Choosing a Store Type

from pygnome.feature_store.genomic_feature_store import GenomicFeatureStore, StoreType

# Create a feature store with interval trees (default)
default_store = GenomicFeatureStore()

# Create a feature store with binning
binned_store = GenomicFeatureStore(store_type=StoreType.BINNED, bin_size=100000)

# Create a feature store with brute force
brute_force_store = GenomicFeatureStore(store_type=StoreType.BRUTE_FORCE)

# Create a feature store for MSI sites
msi_store = GenomicFeatureStore(store_type=StoreType.MSI)

Saving and Loading

from pathlib import Path
from pygnome.feature_store.genomic_feature_store import GenomicFeatureStore

# Create and populate a feature store
store = GenomicFeatureStore()
# ... add features ...

# Trim the store to reduce memory usage
store.trim()

# Save the store
store.save(Path("path/to/store.pkl"))

# Load the store
loaded_store = GenomicFeatureStore.load(Path("path/to/store.pkl"))
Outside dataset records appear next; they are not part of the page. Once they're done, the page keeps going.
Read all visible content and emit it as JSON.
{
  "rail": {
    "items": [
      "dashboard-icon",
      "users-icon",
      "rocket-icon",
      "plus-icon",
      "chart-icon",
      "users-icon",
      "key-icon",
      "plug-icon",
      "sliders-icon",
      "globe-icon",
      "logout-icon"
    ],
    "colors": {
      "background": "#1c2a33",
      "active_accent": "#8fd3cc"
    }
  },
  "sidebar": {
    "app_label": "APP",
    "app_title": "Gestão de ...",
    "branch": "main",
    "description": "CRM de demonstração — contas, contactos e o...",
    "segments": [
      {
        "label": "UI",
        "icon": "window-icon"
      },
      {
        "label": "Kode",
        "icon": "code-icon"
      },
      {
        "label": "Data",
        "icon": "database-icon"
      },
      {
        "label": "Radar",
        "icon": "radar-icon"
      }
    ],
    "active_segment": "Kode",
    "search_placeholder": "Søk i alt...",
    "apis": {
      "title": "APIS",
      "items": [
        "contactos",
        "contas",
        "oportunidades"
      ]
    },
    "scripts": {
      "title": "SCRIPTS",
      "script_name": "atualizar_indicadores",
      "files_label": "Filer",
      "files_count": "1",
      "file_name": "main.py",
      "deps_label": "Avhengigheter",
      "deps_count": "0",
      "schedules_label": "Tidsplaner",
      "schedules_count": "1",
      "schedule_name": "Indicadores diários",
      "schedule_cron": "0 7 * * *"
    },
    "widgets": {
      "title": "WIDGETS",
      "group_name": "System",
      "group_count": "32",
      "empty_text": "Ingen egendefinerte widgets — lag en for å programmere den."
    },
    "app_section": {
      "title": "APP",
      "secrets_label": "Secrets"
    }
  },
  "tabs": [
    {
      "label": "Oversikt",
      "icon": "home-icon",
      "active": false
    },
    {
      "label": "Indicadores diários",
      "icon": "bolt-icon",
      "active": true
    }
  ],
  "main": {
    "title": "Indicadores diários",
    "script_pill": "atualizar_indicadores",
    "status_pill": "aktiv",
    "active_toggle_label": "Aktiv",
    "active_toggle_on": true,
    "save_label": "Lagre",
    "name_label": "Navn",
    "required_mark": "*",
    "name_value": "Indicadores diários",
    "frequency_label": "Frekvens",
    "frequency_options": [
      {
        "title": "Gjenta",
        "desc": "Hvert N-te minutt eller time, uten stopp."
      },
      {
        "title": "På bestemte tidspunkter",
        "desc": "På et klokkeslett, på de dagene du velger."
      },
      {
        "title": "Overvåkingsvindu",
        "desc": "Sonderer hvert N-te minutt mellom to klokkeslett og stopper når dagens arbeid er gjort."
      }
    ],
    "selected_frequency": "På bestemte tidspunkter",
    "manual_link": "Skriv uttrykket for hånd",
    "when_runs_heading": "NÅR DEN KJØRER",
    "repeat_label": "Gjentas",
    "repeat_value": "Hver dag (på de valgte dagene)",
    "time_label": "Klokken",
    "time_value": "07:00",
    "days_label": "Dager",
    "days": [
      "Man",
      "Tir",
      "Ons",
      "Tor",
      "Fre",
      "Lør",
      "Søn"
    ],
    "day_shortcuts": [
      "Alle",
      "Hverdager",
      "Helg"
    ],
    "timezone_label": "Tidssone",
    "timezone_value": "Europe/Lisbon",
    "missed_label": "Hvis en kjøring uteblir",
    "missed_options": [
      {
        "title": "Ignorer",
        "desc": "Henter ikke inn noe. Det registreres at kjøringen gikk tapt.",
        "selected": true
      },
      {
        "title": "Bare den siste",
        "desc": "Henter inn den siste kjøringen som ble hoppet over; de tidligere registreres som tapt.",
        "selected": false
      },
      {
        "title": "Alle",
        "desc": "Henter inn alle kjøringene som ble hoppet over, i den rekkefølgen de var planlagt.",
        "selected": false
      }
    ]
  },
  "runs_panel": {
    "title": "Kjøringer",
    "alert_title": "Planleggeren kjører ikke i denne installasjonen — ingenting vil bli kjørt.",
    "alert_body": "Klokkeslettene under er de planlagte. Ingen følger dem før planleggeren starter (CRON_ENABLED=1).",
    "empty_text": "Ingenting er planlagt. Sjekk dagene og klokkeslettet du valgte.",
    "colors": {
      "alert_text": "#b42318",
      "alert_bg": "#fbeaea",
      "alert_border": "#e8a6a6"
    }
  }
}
Performance Considerations

Memory Usage

The memory usage of the feature store depends on the implementation:

IntervalTreeStore: Uses more memory but provides faster queries
BinnedGenomicStore: Uses less memory but queries may be slightly slower
BruteForceFeatureStore: Uses minimal memory but queries are slow
MsiChromosomeStore: Specialized for MSI sites, very memory efficient

Query Speed

The query speed depends on the implementation and the number of features:

IntervalTreeStore: O(log n + k) for finding k intervals that overlap with a given point or range
BinnedGenomicStore: O(b + k) where b is the number of bins that overlap with the query range
BruteForceFeatureStore: O(n) where n is the total number of features
MsiChromosomeStore: O(log n + k) using binary search

Best Practices

Use the context manager pattern when adding features to ensure proper indexing
Choose the appropriate store type based on your specific use case
For large genomes, consider saving the populated store to disk with store.save() for faster loading in future sessions

Build Time vs. Load Time

Building genomic feature stores with large datasets can be time-consuming, especially when creating indexes for efficient querying. The build time depends on:

The number of features being added
The complexity of the indexing structure (interval trees, binning, etc.)
The performance characteristics of the chosen store implementation

However, once built, these stores can be serialized to disk using Python's pickle format. This allows you to quickly load pre-built stores in future sessions, avoiding the need to rebuild them each time:

# Building a store can be time-consuming
store = GenomicFeatureStore()
with store:
    # Adding thousands or millions of features...
    for gene in genome.genes.values():
        store.add(gene)
        for transcript in gene.transcripts:
            store.add(transcript)
            # ...and so on

# Save the built store to avoid rebuilding it next time
# Note: trimming is done automatically during save
store.save(Path("path/to/store.pkl"))

# In future sessions, quickly load the pre-built store
loaded_store = GenomicFeatureStore.load(Path("path/to/store.pkl"))
# Ready to use immediately without rebuilding indexes

This approach is particularly valuable in production environments or when working with large reference genomes where the feature set doesn't change frequently.